Yes. Speech-language pathologists are qualified to perform Fiberoptic Endoscopic Evaluation of Swallowing, known as FEES, once they complete proper training and supervised practice. ASHA recognizes FEES as within the SLP scope of practice for assessing dysphagia. State licensure rules vary, so confirm your state's regulations and pursue a structured FEES competency program before practicing independently.
What is the best speech pathology school?
There is no single best program for every student. Vanderbilt, the University of Iowa, Northwestern, and the University of Wisconsin-Madison consistently rank near the top, but the right fit depends on cost, location, clinical placements, and specialty interests. The non-negotiable baseline is CAA accreditation, which ensures the degree qualifies you for ASHA certification and state licensure.
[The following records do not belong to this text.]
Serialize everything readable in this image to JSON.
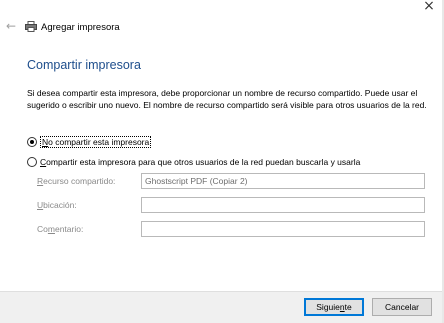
{
  "window": {
    "title": "Agregar impresora",
    "close_glyph": "×",
    "back_glyph": "←",
    "back_icon": "back-arrow-icon",
    "printer_icon": "printer-icon"
  },
  "main": {
    "heading": "Compartir impresora",
    "intro": "Si desea compartir esta impresora, debe proporcionar un nombre de recurso compartido. Puede usar el sugerido o escribir uno nuevo. El nombre de recurso compartido será visible para otros usuarios de la red."
  },
  "options": {
    "no_share": {
      "pre": "",
      "mnemonic": "N",
      "post": "o compartir esta impresora",
      "checked": true
    },
    "share": {
      "pre": "",
      "mnemonic": "C",
      "post": "ompartir esta impresora para que otros usuarios de la red puedan buscarla y usarla",
      "checked": false
    }
  },
  "fields": {
    "share_name": {
      "label_pre": "",
      "label_mn": "R",
      "label_post": "ecurso compartido:",
      "value": "Ghostscript PDF (Copiar 2)"
    },
    "location": {
      "label_pre": "",
      "label_mn": "U",
      "label_post": "bicación:",
      "value": ""
    },
    "comment": {
      "label_pre": "Co",
      "label_mn": "m",
      "label_post": "entario:",
      "value": ""
    }
  },
  "buttons": {
    "next": {
      "pre": "Siguie",
      "mnemonic": "n",
      "post": "te"
    },
    "cancel": "Cancelar"
  },
  "colors": {
    "heading": "#1e4e8c",
    "primary_border": "#0078d7"
  }
}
What GPA do you need for SLP grad school?
Most master's programs set a minimum undergraduate GPA of 3.0, but admitted students typically present a 3.5 or higher. Competitive programs also weigh prerequisite coursework grades, observation hours, letters of recommendation, and a strong personal statement. If your GPA is on the lower end, post-baccalaureate coursework and clinical experience can meaningfully strengthen your application.
Are online SLP programs ASHA accredited?
Yes, several fully online master's programs hold CAA accreditation, which is the accreditation arm recognized by ASHA. Accreditation applies to the program itself, not the delivery format, so an online degree from a CAA-accredited school carries the same certification eligibility as a campus program. Always verify current status on the official CAA program directory before applying.